Sprint chief executive officer Marcelo Claure, in his first day on the job, told employees to expect further cost cuts and a more vigorous competitive edge.
“In the short term, our success will come from our focus on becoming extremely cost efficient and competing aggressively in the marketplace,” Claure said Tuesday in a memo obtained by Bloomberg News. “The management team has been working closely with the board to outline the future strategy of the company.”
The plan is likely to include job cuts, along with reducing costs for network infrastructure and lowering expenses for customer service by encouraging subscribers to use the Internet more, said David Heger, an analyst at Edward Jones in St. Louis. Sprint had about 36,000 employees at the end of March.

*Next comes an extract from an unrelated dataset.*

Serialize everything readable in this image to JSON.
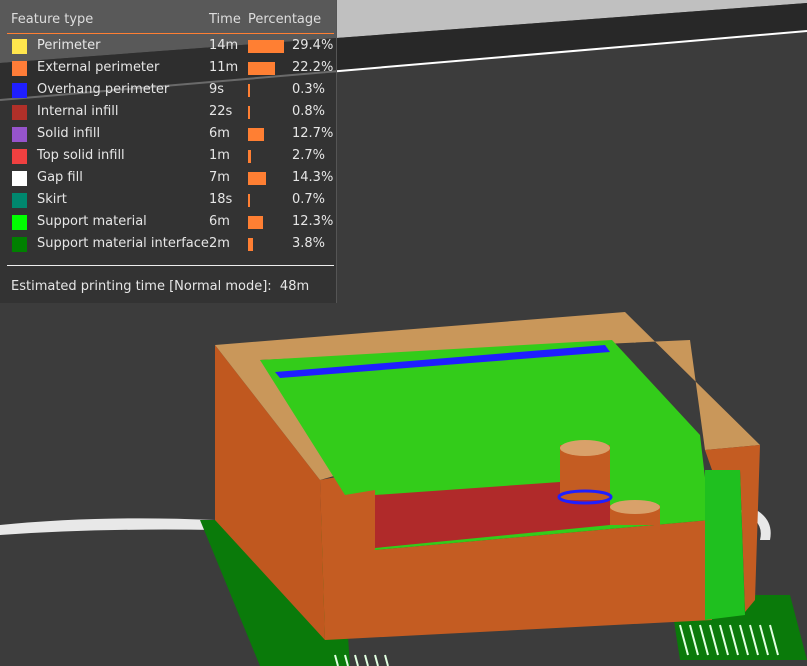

“I’m not sure how they would be able to significantly cut costs without looking at labor costs and their overall headcount,” said Heger, who advises selling Sprint shares. “The business is labor-intensive.”
After backing off this month on a plan to merge Sprint with T-Mobile US, Sprint Chairman Masayoshi Son brought in Claure, who founded phone distributor Brightstar, to reinvigorate the ailing wireless carrier, which has its headquarters in Overland Park, Kan. The new CEO is charged with helping Sprint attract subscribers after his predecessor, Dan Hesse, lost monthly customers every year since 2007.
Claure said he’d hold a companywide meeting with employees on Thursday. While he didn’t mention T-Mobile by name, he alluded to the scrapped merger plan.
“You have probably seen the many media reports speculating about Sprint’s future,” he said. “As I have already said, consolidating makes sense in the long term but, for now, we will focus on growing and repositioning Sprint.”
Son’s SoftBank, which owns about 80 percent of Sprint, is counting on Claure to help return the U.S. carrier to growth. In a discussion with reporters and investors last week in Tokyo, Son said he chose Claure because of his entrepreneurial spirit.
“Marcelo, a street fighter, has enlarged Brightstar from zero to a wholesale firm crossing more than 100 countries,” said Son, who acquired control of Brightstar last year. “When he came to the U.S., he had only $100 in his pocket and then he made a company with sales of 1 trillion yen. In that sense, he is the street fighter.”
Claure, 43, said last week at Sprint’s annual meeting that he will look at the company’s costs “extensively” and that its network must improve. He joined Sprint’s board in January of this year.
“During my time on the board, I was exposed to Sprint’s great history of success and innovation,” Claure said in the memo. “This time also provided me with deep insight into some of the challenges and opportunities we have ahead of us – and some of them are significant. The good news is we have already started working on them.”
In July, Sprint reported its first quarterly profit in more than six years, with sales that topped analysts’ estimates, after holding onto more subscribers than projected. Still, the company again lost monthly contract customers.
As he looks to get Sprint’s house in order, Claure spent “this past weekend looking at properties in Kansas City and enrolling my children in a local school,” he said in the memo. “We are ready to hit the ground running.”